UPDATE: Question 2 refers to question 1

Answer 1

This exercise is about of the glycolysis. Now the first enzyme that intervenes in this metabolic pathway is hexokinase which catalyzes the reaction between glucophate and ATP to form Glucose-6-phosphate. This reaction is important because having a phosphate group the glyocose is now "ionized" and with this it can no longer leave the cell.The next step is the isomerization of glyocose 6 phosphate to fructose 6 phosphate, this is mediated by the enzyme phosphoglucose isomerase converts an aldose into a ketose so that the next enzyme can work in.
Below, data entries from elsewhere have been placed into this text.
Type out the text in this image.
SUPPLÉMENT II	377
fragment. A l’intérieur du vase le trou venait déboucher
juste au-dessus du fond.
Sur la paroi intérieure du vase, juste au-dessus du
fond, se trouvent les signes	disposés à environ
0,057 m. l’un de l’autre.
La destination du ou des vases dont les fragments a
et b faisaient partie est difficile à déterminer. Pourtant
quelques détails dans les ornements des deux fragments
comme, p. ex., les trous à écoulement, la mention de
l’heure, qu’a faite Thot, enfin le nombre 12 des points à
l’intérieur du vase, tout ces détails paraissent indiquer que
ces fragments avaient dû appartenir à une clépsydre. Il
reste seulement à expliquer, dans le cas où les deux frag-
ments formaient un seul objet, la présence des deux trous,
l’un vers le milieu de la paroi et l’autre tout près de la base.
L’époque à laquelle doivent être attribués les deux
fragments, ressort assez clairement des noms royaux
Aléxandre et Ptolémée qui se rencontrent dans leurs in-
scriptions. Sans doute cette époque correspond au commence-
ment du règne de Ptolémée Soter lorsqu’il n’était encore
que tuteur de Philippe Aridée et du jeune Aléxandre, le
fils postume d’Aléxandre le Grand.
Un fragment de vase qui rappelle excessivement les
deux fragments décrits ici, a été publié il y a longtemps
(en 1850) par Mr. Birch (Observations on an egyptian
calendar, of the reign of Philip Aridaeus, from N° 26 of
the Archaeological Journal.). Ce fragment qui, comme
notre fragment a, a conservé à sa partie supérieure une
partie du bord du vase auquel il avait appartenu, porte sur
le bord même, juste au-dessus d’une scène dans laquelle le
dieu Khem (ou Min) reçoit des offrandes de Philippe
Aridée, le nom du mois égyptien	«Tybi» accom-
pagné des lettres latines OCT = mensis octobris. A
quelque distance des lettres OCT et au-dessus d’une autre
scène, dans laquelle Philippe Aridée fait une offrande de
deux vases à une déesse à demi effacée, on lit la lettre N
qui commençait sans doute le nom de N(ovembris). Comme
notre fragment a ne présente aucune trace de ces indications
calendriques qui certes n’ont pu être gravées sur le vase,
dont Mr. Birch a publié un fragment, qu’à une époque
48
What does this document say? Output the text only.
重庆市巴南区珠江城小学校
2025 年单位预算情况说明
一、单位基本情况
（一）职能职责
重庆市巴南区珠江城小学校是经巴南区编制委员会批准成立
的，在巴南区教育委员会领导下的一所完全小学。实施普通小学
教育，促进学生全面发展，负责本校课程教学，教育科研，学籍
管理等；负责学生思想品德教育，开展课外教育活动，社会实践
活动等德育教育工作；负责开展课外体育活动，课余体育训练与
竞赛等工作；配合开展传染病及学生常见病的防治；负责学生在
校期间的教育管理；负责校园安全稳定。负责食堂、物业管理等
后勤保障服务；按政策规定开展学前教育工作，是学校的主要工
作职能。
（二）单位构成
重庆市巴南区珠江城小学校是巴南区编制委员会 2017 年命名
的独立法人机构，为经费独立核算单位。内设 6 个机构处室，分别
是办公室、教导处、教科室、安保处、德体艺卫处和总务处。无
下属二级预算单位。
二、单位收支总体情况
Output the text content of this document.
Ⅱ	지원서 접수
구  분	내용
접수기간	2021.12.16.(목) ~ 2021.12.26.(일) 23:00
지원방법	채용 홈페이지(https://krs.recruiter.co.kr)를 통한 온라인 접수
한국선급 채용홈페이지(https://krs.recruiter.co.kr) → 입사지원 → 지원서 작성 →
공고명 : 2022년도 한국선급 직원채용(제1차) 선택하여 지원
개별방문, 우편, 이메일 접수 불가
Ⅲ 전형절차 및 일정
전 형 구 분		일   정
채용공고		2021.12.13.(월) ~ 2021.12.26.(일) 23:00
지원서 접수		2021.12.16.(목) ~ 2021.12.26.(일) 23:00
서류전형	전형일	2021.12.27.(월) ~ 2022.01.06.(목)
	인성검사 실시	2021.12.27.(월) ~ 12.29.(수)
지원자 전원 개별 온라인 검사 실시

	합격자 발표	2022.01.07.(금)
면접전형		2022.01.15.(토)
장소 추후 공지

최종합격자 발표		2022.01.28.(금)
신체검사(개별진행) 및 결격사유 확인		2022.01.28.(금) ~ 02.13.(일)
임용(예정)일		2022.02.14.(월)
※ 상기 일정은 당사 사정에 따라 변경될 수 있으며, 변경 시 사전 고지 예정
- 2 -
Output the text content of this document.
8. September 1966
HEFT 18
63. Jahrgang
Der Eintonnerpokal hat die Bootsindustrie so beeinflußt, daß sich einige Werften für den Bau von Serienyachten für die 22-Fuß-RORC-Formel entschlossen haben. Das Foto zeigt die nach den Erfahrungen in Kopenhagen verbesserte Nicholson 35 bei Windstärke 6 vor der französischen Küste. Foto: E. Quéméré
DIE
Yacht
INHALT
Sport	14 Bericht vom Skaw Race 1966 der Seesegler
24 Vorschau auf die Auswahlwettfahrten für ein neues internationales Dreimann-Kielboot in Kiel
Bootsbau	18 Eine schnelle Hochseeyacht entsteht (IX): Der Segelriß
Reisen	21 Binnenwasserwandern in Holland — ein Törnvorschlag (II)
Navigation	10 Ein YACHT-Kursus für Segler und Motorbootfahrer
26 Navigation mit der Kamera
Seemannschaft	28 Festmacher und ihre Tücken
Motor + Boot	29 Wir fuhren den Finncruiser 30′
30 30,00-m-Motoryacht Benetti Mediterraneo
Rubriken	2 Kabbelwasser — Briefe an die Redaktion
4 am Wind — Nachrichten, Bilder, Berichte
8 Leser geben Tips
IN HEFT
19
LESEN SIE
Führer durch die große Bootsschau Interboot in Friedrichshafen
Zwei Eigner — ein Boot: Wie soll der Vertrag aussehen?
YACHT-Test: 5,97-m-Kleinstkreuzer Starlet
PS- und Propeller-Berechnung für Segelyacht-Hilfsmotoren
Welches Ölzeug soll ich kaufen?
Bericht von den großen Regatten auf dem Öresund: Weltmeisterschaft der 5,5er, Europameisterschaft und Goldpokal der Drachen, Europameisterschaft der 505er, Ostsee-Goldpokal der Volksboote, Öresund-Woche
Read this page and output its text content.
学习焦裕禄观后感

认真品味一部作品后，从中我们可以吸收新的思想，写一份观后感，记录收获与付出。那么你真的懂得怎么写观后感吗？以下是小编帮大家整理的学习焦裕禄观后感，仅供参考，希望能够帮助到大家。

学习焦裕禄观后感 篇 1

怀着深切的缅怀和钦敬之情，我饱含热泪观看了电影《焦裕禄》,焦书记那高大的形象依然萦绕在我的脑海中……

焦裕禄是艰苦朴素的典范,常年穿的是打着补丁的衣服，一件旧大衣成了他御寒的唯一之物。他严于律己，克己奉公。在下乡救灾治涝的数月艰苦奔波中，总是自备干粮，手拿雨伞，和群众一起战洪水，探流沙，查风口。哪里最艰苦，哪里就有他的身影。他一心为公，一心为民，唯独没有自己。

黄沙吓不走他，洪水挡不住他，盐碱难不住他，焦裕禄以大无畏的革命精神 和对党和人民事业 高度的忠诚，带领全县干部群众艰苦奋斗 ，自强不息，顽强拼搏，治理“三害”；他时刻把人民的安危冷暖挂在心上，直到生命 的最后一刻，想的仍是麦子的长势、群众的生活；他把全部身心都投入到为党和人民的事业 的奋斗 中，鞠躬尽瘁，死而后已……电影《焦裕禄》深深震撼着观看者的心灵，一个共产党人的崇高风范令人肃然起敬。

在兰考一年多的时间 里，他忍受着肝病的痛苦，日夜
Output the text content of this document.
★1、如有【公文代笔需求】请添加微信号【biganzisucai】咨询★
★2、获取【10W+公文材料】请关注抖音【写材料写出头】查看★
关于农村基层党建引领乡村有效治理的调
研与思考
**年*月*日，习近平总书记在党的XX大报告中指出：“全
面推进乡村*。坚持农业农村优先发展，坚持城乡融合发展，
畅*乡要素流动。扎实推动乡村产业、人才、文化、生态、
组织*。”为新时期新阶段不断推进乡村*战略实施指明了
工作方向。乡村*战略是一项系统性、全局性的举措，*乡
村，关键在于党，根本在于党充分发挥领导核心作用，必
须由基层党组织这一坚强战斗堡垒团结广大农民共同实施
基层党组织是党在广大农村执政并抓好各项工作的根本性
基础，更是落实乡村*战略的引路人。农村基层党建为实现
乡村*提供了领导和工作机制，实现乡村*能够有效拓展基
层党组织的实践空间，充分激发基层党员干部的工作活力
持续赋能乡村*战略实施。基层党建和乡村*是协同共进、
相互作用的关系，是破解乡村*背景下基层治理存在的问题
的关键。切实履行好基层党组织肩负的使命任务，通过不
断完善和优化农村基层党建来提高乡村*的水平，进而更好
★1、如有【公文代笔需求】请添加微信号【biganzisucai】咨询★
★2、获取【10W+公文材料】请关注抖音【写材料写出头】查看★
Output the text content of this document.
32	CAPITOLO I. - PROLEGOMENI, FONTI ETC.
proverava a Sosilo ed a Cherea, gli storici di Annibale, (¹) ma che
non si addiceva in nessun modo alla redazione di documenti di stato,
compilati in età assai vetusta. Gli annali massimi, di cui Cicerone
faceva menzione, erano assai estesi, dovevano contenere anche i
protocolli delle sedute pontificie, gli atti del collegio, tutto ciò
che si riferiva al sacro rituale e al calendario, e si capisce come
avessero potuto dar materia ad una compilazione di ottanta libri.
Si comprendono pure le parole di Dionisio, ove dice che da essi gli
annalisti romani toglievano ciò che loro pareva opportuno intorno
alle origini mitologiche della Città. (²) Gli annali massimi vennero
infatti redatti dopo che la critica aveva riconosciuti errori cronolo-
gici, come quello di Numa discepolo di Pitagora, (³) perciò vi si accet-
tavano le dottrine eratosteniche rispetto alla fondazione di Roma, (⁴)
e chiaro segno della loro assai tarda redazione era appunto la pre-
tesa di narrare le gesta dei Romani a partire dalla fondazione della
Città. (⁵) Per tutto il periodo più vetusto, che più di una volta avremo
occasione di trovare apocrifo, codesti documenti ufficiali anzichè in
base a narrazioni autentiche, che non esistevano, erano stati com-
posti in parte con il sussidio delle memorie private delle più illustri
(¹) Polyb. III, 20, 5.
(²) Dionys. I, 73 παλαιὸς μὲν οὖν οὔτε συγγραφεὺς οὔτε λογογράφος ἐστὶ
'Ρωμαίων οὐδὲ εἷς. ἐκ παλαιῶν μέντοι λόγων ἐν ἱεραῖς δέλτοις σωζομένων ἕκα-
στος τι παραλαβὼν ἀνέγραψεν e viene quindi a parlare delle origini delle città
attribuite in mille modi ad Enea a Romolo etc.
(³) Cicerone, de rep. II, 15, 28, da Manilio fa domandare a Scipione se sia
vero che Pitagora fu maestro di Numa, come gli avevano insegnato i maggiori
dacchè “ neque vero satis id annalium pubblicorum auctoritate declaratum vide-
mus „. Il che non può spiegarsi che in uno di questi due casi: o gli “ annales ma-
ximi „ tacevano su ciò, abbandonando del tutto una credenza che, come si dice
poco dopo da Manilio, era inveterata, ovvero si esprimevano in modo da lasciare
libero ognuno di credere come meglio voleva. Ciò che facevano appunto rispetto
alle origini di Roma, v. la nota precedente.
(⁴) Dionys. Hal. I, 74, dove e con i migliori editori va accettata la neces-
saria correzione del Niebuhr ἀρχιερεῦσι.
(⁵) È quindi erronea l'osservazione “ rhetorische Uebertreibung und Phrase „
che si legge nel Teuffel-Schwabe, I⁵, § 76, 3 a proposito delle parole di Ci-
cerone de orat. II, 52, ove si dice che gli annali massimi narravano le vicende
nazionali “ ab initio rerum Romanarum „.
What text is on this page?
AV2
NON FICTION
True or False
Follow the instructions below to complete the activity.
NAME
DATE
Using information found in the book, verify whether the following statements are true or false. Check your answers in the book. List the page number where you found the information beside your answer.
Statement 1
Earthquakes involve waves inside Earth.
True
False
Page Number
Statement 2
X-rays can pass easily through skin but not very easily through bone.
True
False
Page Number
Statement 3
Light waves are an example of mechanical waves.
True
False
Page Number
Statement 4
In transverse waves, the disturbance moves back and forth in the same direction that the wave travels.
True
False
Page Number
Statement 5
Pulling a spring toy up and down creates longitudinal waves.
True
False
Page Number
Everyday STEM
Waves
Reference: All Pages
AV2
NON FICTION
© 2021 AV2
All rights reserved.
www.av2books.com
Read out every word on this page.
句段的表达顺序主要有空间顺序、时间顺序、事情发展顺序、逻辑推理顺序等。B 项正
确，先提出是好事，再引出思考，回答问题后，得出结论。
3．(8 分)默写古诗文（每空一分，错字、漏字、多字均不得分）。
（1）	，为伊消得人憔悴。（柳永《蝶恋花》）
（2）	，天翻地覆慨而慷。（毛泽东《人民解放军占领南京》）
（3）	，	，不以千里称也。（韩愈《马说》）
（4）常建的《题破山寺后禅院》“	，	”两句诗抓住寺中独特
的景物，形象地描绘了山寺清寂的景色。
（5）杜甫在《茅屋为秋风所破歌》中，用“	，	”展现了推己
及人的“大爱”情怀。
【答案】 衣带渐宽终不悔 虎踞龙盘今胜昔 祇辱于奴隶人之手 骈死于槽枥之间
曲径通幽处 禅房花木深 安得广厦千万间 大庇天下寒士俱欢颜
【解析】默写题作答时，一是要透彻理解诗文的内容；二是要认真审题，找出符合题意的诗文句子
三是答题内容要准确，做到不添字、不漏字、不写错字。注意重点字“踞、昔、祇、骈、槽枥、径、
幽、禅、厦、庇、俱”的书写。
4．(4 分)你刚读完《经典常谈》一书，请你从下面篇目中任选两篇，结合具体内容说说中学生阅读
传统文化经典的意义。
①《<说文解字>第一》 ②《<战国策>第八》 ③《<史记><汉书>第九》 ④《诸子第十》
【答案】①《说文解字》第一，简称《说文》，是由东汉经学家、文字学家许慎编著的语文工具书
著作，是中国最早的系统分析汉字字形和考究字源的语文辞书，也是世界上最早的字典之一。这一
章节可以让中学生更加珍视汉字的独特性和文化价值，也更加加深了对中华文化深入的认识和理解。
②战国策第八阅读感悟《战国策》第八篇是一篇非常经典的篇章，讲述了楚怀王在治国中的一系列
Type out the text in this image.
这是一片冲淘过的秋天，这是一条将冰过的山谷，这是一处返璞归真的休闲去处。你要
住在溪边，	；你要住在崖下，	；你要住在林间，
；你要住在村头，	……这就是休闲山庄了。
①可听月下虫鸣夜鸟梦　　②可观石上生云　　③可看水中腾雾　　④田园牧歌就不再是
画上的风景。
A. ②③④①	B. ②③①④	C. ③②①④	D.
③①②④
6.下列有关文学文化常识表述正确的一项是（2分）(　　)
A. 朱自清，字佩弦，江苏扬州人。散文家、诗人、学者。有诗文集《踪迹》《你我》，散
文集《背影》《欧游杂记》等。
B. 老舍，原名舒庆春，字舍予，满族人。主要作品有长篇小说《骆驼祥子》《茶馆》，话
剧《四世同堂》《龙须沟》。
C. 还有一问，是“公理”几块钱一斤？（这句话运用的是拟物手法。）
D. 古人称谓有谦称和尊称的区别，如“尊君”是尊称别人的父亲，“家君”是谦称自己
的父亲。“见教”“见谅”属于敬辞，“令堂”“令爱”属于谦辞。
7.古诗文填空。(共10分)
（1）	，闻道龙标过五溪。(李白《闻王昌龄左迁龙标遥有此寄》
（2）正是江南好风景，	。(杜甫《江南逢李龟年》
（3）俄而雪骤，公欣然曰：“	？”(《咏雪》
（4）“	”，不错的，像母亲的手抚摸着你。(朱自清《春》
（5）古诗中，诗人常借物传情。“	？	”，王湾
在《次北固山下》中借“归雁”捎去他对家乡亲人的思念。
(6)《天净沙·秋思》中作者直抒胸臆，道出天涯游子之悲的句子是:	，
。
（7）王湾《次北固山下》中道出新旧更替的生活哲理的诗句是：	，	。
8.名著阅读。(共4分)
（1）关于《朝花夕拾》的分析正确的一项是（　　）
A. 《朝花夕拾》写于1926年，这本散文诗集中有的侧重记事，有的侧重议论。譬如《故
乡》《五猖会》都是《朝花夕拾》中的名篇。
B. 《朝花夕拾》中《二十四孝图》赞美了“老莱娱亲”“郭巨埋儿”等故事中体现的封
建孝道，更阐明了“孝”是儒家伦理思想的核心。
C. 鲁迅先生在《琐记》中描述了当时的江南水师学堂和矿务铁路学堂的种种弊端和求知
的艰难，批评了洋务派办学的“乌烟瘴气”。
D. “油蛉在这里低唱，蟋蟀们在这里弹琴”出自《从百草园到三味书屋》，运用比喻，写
Fructose 6 phosphate is once more phosphorylated to fructose-1,6-bisphosphate by an enzyme called phosphofructokinase, which is very important because it is a point of regulation for the entire metabolic pathway.

For Exercise 3:
Remember that the pentose phosphate pathway generates NADPH and synthesizes sugars of five carbons.
for a) A cell in need of ATP will use glucose to generate energy, because in this case it does not require reducing power for its other biosynthetic routes

For b) the cell needs to satisfy its demand for NADPH which will make use of the route, the excess of Ribuolosa 5 phosphate can intervonvert it to other metabolites through the trancetolases to not have excess R5P

For c) in C) the cell can use glucose by glycolysis, to be able to synthesize the necessary ribulose can use the transketolases to take glyceralherido 3 phosphate and other sugars (Sedoheptulosa 7 phosphate) to synthesize Ribose and xylulose.